Mustafa ARMAGAN
27 Ocak 1973 günü Türkiye bilmediği bir ‘şey’le karşılaştı: California eyaletinin Santa Barbara şehrinde Başkonsolosumuz Mehmet Beydar ile Bahadır Demir, Gourgen Yanikyan adlı bir Ermeni tarafından öldürülmüştü. Cumhuriyetin 50. yılı kutlamalarına hazırlanan devletimiz önce gündeme bomba gibi düşen bu haberi anlamakta zorlandı. İyi de bu Ermeni neden durup dururken diplomatımızı şehit etmişti?
Ermeni Tehciri’nin bırakın sokaktaki adamı, Dışişleri camiamız tarafından bile bilinmediği ve konuşulamadığı bir ortamda buna nasıl cevap verileceği Ankara’ya epeyce sıkıntılı günler yaşattı. Onlar bu bulmacayı çözedursun, nisanda Paris, ekimde New York temsilciliklerimiz kana bulanacak ve soru işaretinin hacmi arttıkça artacaktı. Neden yapıyorlardı ki bunu?
Bir toplumu tarihle diriltebilir ve tarihle öldürebilirsiniz. Bir toplumu tarihle uyandırabilir ve tarihle uyutabilirsiniz. Tarih özgürleştirebilir de köleleştirebilir de. Türkiye’de okunan ve maalesef hâlâ büyük bir kısmı okunmaya devam edilen tarih, Medusa gibi okuyanların zihinlerini köleleştirmeye memur bir iğdiş etme aleti.

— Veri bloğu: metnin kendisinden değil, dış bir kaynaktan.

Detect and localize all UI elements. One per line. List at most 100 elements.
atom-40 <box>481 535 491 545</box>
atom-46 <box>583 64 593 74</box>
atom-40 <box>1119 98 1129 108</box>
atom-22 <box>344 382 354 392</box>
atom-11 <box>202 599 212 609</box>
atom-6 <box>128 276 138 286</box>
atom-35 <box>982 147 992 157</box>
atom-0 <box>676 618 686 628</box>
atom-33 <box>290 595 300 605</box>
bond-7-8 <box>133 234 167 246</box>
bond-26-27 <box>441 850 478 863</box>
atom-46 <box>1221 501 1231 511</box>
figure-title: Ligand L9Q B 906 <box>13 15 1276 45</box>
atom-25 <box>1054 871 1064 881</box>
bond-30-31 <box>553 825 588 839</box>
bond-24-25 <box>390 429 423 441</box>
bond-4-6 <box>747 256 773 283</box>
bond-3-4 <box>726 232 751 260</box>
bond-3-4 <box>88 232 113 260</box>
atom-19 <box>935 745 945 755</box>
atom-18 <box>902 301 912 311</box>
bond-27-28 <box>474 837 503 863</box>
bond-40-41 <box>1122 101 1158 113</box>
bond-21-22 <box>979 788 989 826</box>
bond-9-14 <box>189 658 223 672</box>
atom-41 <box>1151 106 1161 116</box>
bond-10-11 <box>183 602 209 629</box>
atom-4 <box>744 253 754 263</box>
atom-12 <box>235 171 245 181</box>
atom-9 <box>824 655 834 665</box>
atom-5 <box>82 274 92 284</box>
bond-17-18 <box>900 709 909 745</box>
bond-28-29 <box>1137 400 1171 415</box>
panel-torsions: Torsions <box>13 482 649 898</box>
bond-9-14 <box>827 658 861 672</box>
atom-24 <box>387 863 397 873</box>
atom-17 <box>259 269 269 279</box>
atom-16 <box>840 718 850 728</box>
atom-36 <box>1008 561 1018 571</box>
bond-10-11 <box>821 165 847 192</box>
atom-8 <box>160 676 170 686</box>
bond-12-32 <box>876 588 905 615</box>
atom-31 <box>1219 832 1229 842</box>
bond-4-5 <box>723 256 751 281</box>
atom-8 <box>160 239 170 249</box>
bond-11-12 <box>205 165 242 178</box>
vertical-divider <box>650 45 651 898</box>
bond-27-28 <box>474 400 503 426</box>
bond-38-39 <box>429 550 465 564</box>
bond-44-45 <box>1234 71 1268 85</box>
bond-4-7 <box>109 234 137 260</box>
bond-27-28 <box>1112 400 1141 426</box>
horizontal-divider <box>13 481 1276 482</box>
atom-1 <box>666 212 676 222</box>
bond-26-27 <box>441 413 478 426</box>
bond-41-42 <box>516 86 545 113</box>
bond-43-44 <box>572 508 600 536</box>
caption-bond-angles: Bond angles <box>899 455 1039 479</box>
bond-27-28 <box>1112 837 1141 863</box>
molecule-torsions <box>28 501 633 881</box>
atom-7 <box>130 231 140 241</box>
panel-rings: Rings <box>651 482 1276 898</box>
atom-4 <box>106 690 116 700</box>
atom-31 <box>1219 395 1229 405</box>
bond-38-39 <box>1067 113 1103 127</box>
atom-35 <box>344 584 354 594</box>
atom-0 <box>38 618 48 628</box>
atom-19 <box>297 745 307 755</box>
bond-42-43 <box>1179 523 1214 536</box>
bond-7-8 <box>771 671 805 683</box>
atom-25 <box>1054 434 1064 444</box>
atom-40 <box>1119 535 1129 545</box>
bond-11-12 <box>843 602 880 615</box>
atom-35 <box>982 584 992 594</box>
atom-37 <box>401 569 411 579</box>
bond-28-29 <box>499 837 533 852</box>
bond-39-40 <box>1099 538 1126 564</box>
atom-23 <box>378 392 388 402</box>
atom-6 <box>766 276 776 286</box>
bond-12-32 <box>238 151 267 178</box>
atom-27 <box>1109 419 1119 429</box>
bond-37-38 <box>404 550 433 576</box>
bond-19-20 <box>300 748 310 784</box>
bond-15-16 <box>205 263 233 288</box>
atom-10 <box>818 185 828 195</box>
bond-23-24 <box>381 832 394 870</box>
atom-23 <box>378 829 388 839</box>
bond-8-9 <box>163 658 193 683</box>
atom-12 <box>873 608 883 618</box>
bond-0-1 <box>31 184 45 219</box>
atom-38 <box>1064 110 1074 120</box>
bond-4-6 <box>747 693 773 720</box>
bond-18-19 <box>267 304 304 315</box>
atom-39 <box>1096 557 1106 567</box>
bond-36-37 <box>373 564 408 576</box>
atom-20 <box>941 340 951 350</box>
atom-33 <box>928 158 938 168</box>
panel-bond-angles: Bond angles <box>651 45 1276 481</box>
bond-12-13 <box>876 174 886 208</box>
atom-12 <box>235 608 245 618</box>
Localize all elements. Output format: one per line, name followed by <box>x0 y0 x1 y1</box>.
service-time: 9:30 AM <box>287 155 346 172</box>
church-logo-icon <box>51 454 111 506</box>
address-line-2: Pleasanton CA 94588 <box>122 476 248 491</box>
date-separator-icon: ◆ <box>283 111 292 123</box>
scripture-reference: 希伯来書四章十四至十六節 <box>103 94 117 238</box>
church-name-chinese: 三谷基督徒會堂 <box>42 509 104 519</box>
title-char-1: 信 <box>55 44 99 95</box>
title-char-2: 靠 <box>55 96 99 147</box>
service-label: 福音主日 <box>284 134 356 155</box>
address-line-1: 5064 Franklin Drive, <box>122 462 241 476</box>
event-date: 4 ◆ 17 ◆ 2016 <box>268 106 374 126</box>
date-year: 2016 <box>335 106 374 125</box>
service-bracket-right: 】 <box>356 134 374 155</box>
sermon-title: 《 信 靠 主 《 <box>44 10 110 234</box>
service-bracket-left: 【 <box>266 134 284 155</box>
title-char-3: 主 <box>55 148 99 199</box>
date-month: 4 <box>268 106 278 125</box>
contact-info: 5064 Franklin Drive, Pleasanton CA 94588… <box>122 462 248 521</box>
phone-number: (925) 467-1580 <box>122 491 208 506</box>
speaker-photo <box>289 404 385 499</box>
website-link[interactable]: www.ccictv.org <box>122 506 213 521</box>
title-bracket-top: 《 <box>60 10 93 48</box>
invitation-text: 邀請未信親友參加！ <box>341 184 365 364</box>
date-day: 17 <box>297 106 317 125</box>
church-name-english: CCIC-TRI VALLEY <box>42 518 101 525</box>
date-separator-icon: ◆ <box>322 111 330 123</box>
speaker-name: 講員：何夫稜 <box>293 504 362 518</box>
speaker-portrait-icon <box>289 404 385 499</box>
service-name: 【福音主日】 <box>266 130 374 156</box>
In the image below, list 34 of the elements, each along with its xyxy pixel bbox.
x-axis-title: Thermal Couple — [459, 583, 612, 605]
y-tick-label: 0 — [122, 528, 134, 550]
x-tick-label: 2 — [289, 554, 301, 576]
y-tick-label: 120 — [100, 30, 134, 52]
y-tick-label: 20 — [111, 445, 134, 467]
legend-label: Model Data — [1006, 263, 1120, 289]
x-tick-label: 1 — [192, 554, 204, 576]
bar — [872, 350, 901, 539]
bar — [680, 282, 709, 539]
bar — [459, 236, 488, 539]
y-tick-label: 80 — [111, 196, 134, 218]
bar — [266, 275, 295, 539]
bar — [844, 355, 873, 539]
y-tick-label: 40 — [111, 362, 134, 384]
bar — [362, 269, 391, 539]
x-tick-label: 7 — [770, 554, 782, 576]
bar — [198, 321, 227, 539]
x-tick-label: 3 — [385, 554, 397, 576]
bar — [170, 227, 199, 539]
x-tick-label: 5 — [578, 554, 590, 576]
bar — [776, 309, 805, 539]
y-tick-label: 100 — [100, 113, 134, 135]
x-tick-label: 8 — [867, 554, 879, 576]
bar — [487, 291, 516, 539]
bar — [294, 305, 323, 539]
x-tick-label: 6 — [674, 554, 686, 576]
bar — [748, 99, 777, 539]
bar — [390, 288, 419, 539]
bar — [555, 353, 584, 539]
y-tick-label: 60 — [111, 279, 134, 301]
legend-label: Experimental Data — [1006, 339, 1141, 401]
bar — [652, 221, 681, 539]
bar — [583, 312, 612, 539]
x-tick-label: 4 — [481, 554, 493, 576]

‘Kanla, irfanla’ kurulduğu söylenen Cumhuriyet’in ‘hayatta en hakiki mürşid’ olarak ‘bilimi’ esas almadığının en çarpıcı sayfası Ermeni sorununda kendisini göstermiş, Dışişleri Bakanlığı salonlarında Yanikyan’ın diplomatımızı neden şehit ettiği sorusu cevap bulamamıştı.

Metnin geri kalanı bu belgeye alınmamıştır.